The reason I was using my own is because the original implementation used their own - I wanted a direct comparison, and I also wanted to see if any famous CPU methods were faster than the intrinsic method as I was previously able to beat the gcc __builtin_popcount.

popcount_node_gpu() takes a 8-length array of unsigned ints, which in total represent 256 bits. The idx (index) value states how many of those bits should be counted. As such, idx is always in the range of 0-255, this is guaranteed because it pulls from a char->int cast. The basic version compares the bits in each element to 1 << i, which increments through all possible bit indices. The optimized version uses a bitmask ((1<<idx)-1)) to 0 any bits beyond the specified index and then uses a divide and conquer method to sum the total bits. TL;DR: it sums 256 bits up to a given index.

In writing this I just rubber-ducky’d myself and came to the same conclusion you did; ((1<<idx)-1)) is too big, it should actually be ((1<<(idx%32))-1)).

Thanks for the assist - I’ve looked over that function so many times I’ve become code-blind.

Given that your slow variant uses a do-while loop, I doubt it will work correctly when idx is 0. BTW, ‘idx’ seems like a sub-optimal name for that variable. It represents a bit count and does not function as a bit index, which the name seems to suggest.
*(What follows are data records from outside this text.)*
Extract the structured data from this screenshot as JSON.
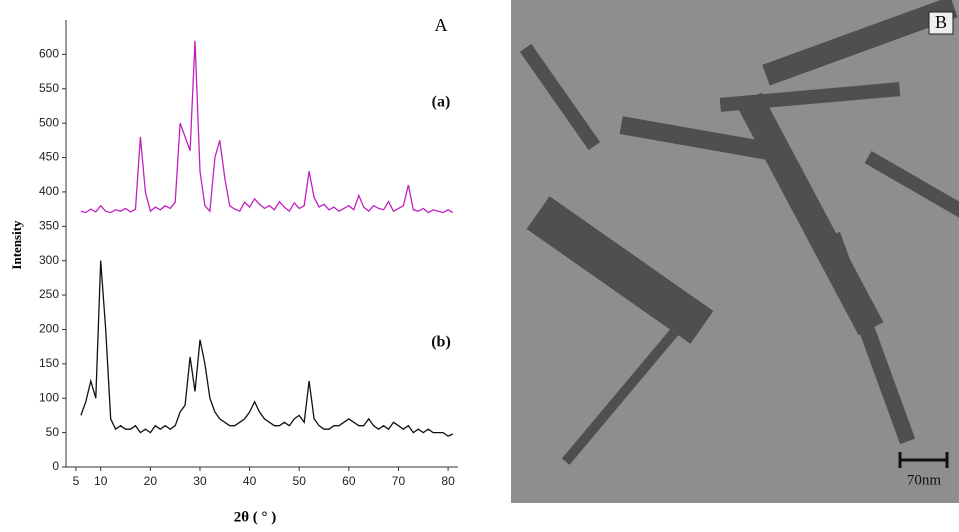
{
  "chart_data": {
    "type": "line",
    "panel_label": "A",
    "ylabel": "Intensity",
    "xlabel": "2θ ( ° )",
    "xlim": [
      3,
      82
    ],
    "ylim": [
      0,
      650
    ],
    "xticks": [
      5,
      10,
      20,
      30,
      40,
      50,
      60,
      70,
      80
    ],
    "yticks": [
      0,
      50,
      100,
      150,
      200,
      250,
      300,
      350,
      400,
      450,
      500,
      550,
      600
    ],
    "x": [
      6,
      7,
      8,
      9,
      10,
      11,
      12,
      13,
      14,
      15,
      16,
      17,
      18,
      19,
      20,
      21,
      22,
      23,
      24,
      25,
      26,
      27,
      28,
      29,
      30,
      31,
      32,
      33,
      34,
      35,
      36,
      37,
      38,
      39,
      40,
      41,
      42,
      43,
      44,
      45,
      46,
      47,
      48,
      49,
      50,
      51,
      52,
      53,
      54,
      55,
      56,
      57,
      58,
      59,
      60,
      61,
      62,
      63,
      64,
      65,
      66,
      67,
      68,
      69,
      70,
      71,
      72,
      73,
      74,
      75,
      76,
      77,
      78,
      79,
      80,
      81
    ],
    "series": [
      {
        "name": "(a)",
        "color": "#c020c0",
        "values": [
          372,
          370,
          375,
          371,
          380,
          372,
          370,
          374,
          372,
          376,
          371,
          375,
          480,
          400,
          372,
          378,
          374,
          380,
          376,
          385,
          500,
          480,
          460,
          620,
          430,
          380,
          372,
          450,
          475,
          420,
          380,
          375,
          372,
          385,
          378,
          390,
          382,
          376,
          380,
          374,
          386,
          378,
          372,
          384,
          376,
          380,
          430,
          392,
          378,
          382,
          374,
          378,
          372,
          376,
          380,
          374,
          395,
          378,
          372,
          380,
          376,
          374,
          386,
          372,
          376,
          380,
          410,
          374,
          372,
          376,
          370,
          374,
          372,
          370,
          374,
          370
        ]
      },
      {
        "name": "(b)",
        "color": "#111111",
        "values": [
          75,
          95,
          125,
          100,
          300,
          200,
          70,
          55,
          60,
          55,
          55,
          60,
          50,
          55,
          50,
          60,
          55,
          60,
          55,
          60,
          80,
          90,
          160,
          110,
          185,
          150,
          100,
          80,
          70,
          65,
          60,
          60,
          65,
          70,
          80,
          95,
          80,
          70,
          65,
          60,
          60,
          65,
          60,
          70,
          75,
          65,
          125,
          70,
          60,
          55,
          55,
          60,
          60,
          65,
          70,
          65,
          60,
          60,
          70,
          60,
          55,
          60,
          55,
          65,
          60,
          55,
          60,
          50,
          55,
          50,
          55,
          50,
          50,
          50,
          45,
          48
        ]
      }
    ]
  },
  "image_panel": {
    "label": "B",
    "scale_bar": "70nm"
  }
}
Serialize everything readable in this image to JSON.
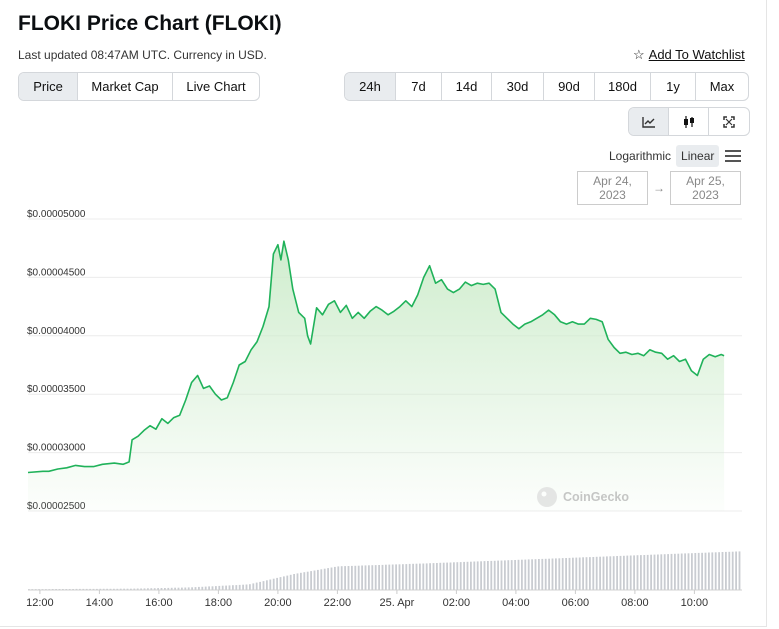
{
  "header": {
    "title": "FLOKI Price Chart (FLOKI)",
    "subtitle": "Last updated 08:47AM UTC. Currency in USD.",
    "watchlist_label": "Add To Watchlist",
    "watchlist_icon": "star-outline-icon"
  },
  "tabs": [
    "Price",
    "Market Cap",
    "Live Chart"
  ],
  "active_tab": "Price",
  "ranges": [
    "24h",
    "7d",
    "14d",
    "30d",
    "90d",
    "180d",
    "1y",
    "Max"
  ],
  "active_range": "24h",
  "chart_type_buttons": [
    "line-chart-icon",
    "candlestick-icon",
    "fullscreen-icon"
  ],
  "scale": {
    "options": [
      "Logarithmic",
      "Linear"
    ],
    "active": "Linear",
    "menu_icon": "hamburger-menu-icon"
  },
  "date_range": {
    "from": "Apr 24, 2023",
    "arrow": "→",
    "to": "Apr 25, 2023"
  },
  "watermark": {
    "text": "CoinGecko",
    "icon": "coingecko-logo-icon"
  },
  "colors": {
    "line": "#20b25a",
    "fill_top": "#cdeccb",
    "volume": "#c9ccd1",
    "grid": "#ececec",
    "active_btn": "#e9ecef"
  },
  "chart_data": {
    "type": "area",
    "x_unit": "hours since 12:00 (Apr 24, 2023)",
    "y_ticks": [
      2.5e-05,
      3e-05,
      3.5e-05,
      4e-05,
      4.5e-05,
      5e-05
    ],
    "y_tick_labels": [
      "$0.00002500",
      "$0.00003000",
      "$0.00003500",
      "$0.00004000",
      "$0.00004500",
      "$0.00005000"
    ],
    "ylim": [
      2.5e-05,
      5e-05
    ],
    "x_ticks": [
      0,
      2,
      4,
      6,
      8,
      10,
      12,
      14,
      16,
      18,
      20,
      22
    ],
    "x_tick_labels": [
      "12:00",
      "14:00",
      "16:00",
      "18:00",
      "20:00",
      "22:00",
      "25. Apr",
      "02:00",
      "04:00",
      "06:00",
      "08:00",
      "10:00"
    ],
    "xlim": [
      -0.4,
      23.6
    ],
    "grid": true,
    "series": [
      {
        "values": [
          [
            -0.4,
            2.83e-05
          ],
          [
            0.1,
            2.84e-05
          ],
          [
            0.3,
            2.84e-05
          ],
          [
            0.6,
            2.86e-05
          ],
          [
            0.9,
            2.87e-05
          ],
          [
            1.2,
            2.89e-05
          ],
          [
            1.5,
            2.88e-05
          ],
          [
            1.8,
            2.88e-05
          ],
          [
            2.1,
            2.9e-05
          ],
          [
            2.5,
            2.91e-05
          ],
          [
            2.8,
            2.9e-05
          ],
          [
            3.0,
            2.92e-05
          ],
          [
            3.1,
            3.11e-05
          ],
          [
            3.3,
            3.14e-05
          ],
          [
            3.5,
            3.19e-05
          ],
          [
            3.7,
            3.23e-05
          ],
          [
            3.9,
            3.2e-05
          ],
          [
            4.1,
            3.29e-05
          ],
          [
            4.3,
            3.25e-05
          ],
          [
            4.5,
            3.3e-05
          ],
          [
            4.7,
            3.32e-05
          ],
          [
            4.9,
            3.45e-05
          ],
          [
            5.1,
            3.6e-05
          ],
          [
            5.3,
            3.66e-05
          ],
          [
            5.5,
            3.55e-05
          ],
          [
            5.7,
            3.57e-05
          ],
          [
            5.9,
            3.5e-05
          ],
          [
            6.1,
            3.45e-05
          ],
          [
            6.3,
            3.47e-05
          ],
          [
            6.5,
            3.6e-05
          ],
          [
            6.7,
            3.75e-05
          ],
          [
            6.9,
            3.78e-05
          ],
          [
            7.1,
            3.88e-05
          ],
          [
            7.3,
            3.95e-05
          ],
          [
            7.5,
            4.08e-05
          ],
          [
            7.7,
            4.25e-05
          ],
          [
            7.85,
            4.7e-05
          ],
          [
            8.0,
            4.78e-05
          ],
          [
            8.1,
            4.65e-05
          ],
          [
            8.2,
            4.81e-05
          ],
          [
            8.35,
            4.65e-05
          ],
          [
            8.5,
            4.4e-05
          ],
          [
            8.7,
            4.2e-05
          ],
          [
            8.9,
            4.15e-05
          ],
          [
            9.0,
            4e-05
          ],
          [
            9.1,
            3.93e-05
          ],
          [
            9.3,
            4.24e-05
          ],
          [
            9.5,
            4.18e-05
          ],
          [
            9.7,
            4.27e-05
          ],
          [
            9.9,
            4.3e-05
          ],
          [
            10.1,
            4.2e-05
          ],
          [
            10.3,
            4.26e-05
          ],
          [
            10.5,
            4.15e-05
          ],
          [
            10.7,
            4.2e-05
          ],
          [
            10.9,
            4.15e-05
          ],
          [
            11.1,
            4.21e-05
          ],
          [
            11.3,
            4.25e-05
          ],
          [
            11.5,
            4.22e-05
          ],
          [
            11.7,
            4.18e-05
          ],
          [
            11.9,
            4.21e-05
          ],
          [
            12.1,
            4.25e-05
          ],
          [
            12.3,
            4.3e-05
          ],
          [
            12.5,
            4.25e-05
          ],
          [
            12.7,
            4.35e-05
          ],
          [
            12.9,
            4.5e-05
          ],
          [
            13.1,
            4.6e-05
          ],
          [
            13.3,
            4.45e-05
          ],
          [
            13.5,
            4.48e-05
          ],
          [
            13.7,
            4.4e-05
          ],
          [
            13.9,
            4.37e-05
          ],
          [
            14.1,
            4.4e-05
          ],
          [
            14.3,
            4.46e-05
          ],
          [
            14.5,
            4.43e-05
          ],
          [
            14.7,
            4.45e-05
          ],
          [
            14.9,
            4.44e-05
          ],
          [
            15.1,
            4.45e-05
          ],
          [
            15.3,
            4.4e-05
          ],
          [
            15.5,
            4.2e-05
          ],
          [
            15.7,
            4.15e-05
          ],
          [
            15.9,
            4.1e-05
          ],
          [
            16.1,
            4.06e-05
          ],
          [
            16.3,
            4.1e-05
          ],
          [
            16.5,
            4.12e-05
          ],
          [
            16.7,
            4.15e-05
          ],
          [
            16.9,
            4.18e-05
          ],
          [
            17.1,
            4.22e-05
          ],
          [
            17.3,
            4.18e-05
          ],
          [
            17.5,
            4.12e-05
          ],
          [
            17.7,
            4.1e-05
          ],
          [
            17.9,
            4.12e-05
          ],
          [
            18.1,
            4.1e-05
          ],
          [
            18.3,
            4.1e-05
          ],
          [
            18.5,
            4.15e-05
          ],
          [
            18.7,
            4.14e-05
          ],
          [
            18.9,
            4.12e-05
          ],
          [
            19.1,
            3.97e-05
          ],
          [
            19.3,
            3.9e-05
          ],
          [
            19.5,
            3.85e-05
          ],
          [
            19.7,
            3.86e-05
          ],
          [
            19.9,
            3.84e-05
          ],
          [
            20.1,
            3.85e-05
          ],
          [
            20.3,
            3.83e-05
          ],
          [
            20.5,
            3.88e-05
          ],
          [
            20.7,
            3.86e-05
          ],
          [
            20.9,
            3.85e-05
          ],
          [
            21.1,
            3.8e-05
          ],
          [
            21.3,
            3.83e-05
          ],
          [
            21.5,
            3.78e-05
          ],
          [
            21.7,
            3.8e-05
          ],
          [
            21.9,
            3.7e-05
          ],
          [
            22.1,
            3.66e-05
          ],
          [
            22.3,
            3.8e-05
          ],
          [
            22.5,
            3.84e-05
          ],
          [
            22.7,
            3.82e-05
          ],
          [
            22.9,
            3.84e-05
          ],
          [
            23.0,
            3.83e-05
          ]
        ]
      }
    ],
    "volume_trend": [
      [
        -0.4,
        0.02
      ],
      [
        3.0,
        0.03
      ],
      [
        5.0,
        0.06
      ],
      [
        7.0,
        0.13
      ],
      [
        8.5,
        0.37
      ],
      [
        10.0,
        0.55
      ],
      [
        13.0,
        0.62
      ],
      [
        16.0,
        0.7
      ],
      [
        19.0,
        0.78
      ],
      [
        22.0,
        0.86
      ],
      [
        23.6,
        0.9
      ]
    ]
  }
}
I beg to differ. Consider idx=65. The partial chunk is going to be in bitmap[2], and the mask we need for the partial chunk is 0x00000001.

A simple unit test should have found it, though. Writing good unit tests is a valuable skill. It can save you some grief and embarrassment.

True story: I once worked on an optimized string library. Worked great, very fast. A senior colleague used it to do a demo in front of a customer. The demo blew up. My unit test had failed to check whether my code properly handled strings of length zero, which actually occur in real-life applications! My colleague wasn’t pleased and made sure to let me know.